Understanding how infectious agents, whether virus, bacteria or parasite, influence and modulate the human immune system to avoid detection and expulsion from the body is a key area of research at the Malaghan Institute. Not only is it helping shape new avenues for treating infectious diseases, but it is creating opportunities for targeting and treating overreactive immune conditions such as asthma and allergy, and has applications in cancer research.


Current research


The Malaghan Institute is progressing work on a number of second generation COVID-19 vaccines and undertaking post-roll out effectiveness studies on the Pfizer vaccine, with a particular focus on the New Zealand population.

Parasitic infection and disease

Parasitic worms show a remarkable ability to selectively modulate the human immune system to avoid detection and expulsion without disrupting the rest of the immune system, offering a unique insight on how we might use them to improve human health.
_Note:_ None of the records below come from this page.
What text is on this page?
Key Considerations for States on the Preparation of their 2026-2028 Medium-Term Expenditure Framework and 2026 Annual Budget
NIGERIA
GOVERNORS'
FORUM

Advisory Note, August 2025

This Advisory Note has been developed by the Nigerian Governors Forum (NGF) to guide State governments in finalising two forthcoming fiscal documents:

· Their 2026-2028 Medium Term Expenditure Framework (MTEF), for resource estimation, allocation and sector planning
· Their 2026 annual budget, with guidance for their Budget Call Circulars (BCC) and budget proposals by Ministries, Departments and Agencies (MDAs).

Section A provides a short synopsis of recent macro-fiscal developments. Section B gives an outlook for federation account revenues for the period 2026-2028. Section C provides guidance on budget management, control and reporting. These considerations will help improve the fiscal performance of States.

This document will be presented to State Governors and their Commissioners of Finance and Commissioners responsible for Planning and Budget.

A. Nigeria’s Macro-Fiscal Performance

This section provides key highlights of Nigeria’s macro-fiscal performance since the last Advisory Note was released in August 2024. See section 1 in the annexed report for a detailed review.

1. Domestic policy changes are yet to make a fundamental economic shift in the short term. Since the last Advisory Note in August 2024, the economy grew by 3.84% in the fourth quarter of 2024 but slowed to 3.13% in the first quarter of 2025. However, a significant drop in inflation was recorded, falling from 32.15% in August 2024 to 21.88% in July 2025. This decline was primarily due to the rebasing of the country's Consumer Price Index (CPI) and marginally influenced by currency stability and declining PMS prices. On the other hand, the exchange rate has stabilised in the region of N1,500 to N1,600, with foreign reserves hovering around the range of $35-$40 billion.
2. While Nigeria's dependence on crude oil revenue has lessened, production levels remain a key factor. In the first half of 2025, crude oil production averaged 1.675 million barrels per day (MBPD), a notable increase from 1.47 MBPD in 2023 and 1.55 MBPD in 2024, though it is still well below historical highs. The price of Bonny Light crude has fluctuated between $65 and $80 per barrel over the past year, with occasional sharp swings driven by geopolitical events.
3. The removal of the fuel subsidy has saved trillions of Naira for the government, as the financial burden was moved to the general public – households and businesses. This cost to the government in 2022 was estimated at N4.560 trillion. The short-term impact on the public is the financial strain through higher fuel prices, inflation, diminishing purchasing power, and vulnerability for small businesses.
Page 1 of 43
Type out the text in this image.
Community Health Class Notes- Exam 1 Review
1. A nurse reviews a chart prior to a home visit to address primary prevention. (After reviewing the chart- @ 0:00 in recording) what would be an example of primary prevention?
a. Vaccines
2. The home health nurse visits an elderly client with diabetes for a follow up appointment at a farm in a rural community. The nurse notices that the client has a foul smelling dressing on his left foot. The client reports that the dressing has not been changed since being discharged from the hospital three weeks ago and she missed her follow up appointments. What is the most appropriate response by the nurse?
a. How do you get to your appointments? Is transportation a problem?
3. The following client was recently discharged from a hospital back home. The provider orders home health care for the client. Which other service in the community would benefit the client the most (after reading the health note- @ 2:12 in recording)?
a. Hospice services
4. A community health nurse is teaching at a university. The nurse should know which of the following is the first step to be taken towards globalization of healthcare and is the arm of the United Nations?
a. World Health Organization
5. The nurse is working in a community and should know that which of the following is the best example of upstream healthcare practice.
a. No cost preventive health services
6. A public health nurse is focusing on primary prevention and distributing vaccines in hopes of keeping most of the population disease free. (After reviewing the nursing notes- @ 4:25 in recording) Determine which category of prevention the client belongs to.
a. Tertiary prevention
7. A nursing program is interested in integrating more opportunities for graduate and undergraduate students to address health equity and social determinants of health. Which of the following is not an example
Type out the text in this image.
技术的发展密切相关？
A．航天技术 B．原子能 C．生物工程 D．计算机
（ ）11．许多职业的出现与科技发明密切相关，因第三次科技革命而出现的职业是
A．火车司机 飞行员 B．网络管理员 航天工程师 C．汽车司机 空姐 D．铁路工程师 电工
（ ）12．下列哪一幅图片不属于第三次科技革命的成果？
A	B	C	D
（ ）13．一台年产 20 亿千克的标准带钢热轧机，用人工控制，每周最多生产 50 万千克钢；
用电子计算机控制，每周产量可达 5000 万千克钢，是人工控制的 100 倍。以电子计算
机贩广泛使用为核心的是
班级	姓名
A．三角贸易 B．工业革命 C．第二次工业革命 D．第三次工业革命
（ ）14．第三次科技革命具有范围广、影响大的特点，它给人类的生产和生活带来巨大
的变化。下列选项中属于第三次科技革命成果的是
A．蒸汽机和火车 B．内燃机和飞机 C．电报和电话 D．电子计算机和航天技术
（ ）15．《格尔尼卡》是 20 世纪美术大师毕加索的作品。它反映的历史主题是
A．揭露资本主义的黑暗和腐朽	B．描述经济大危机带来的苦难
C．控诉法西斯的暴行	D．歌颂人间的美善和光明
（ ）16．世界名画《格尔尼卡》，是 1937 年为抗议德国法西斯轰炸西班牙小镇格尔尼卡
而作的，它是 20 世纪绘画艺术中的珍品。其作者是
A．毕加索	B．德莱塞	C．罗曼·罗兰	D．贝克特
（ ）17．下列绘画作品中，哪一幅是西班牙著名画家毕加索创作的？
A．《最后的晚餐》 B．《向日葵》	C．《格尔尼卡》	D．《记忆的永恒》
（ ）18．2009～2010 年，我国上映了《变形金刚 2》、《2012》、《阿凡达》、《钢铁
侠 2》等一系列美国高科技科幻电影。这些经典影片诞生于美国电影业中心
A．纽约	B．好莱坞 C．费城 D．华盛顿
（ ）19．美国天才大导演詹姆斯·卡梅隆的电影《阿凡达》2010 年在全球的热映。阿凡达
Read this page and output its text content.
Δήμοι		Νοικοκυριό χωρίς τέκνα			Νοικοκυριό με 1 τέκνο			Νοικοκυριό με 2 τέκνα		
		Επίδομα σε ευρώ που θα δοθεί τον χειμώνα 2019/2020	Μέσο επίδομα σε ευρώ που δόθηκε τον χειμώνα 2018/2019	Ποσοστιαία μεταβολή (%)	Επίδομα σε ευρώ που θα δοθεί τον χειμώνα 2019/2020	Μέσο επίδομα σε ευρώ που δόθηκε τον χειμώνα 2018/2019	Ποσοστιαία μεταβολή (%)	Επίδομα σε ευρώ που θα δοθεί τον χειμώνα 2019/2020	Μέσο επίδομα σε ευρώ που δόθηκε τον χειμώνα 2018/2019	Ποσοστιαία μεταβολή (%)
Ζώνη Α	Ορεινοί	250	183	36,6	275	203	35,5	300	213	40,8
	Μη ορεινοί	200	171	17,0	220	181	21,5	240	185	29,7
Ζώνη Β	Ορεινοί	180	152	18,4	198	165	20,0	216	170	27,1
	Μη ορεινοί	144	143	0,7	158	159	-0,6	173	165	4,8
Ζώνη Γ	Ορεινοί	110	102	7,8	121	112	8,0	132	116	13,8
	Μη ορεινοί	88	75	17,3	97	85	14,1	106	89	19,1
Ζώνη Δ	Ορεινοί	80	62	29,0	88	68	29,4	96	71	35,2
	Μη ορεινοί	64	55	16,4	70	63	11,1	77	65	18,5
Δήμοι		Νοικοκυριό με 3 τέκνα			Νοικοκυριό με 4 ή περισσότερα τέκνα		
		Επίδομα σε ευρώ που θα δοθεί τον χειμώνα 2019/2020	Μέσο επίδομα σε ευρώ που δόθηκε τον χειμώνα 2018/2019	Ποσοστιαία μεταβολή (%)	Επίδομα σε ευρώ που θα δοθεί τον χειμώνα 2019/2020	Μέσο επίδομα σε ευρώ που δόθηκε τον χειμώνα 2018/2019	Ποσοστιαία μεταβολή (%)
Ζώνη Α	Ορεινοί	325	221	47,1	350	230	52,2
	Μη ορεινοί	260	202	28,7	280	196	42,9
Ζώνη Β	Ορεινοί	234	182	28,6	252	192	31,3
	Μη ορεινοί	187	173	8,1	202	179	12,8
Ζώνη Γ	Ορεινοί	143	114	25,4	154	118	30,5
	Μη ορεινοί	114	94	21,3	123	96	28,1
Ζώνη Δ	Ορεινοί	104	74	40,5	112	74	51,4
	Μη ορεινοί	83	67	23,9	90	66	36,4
Additionally, by better understanding how these worms achieve this, we’re investigating ways to prevent chronic worm infections in humans in those situations where the level of parasite infection can be harmful.

Hepatitis B

The breakthrough application of novel natural killer T-cell activating agents to drive targeted vaccines by the Cancer Immunotherapy team has moved into the next phase of development through Avalia Immunotherapies, investigating when it might prove useful in preventing chronic hepatitis B in humans.


A trans-Tasman collaboration between the Ferrier Research Institute, the University of Melbourne, Avalia Immunotherapies and the Malaghan Institute have laid the groundwork for developing a novel malaria vaccine. Still in exploratory development, the project aims to utilise Avalia Immunotherapies unique vaccine technology to  stimulate T-cells in the liver against the malaria parasite, preventing a crucial stage of its development.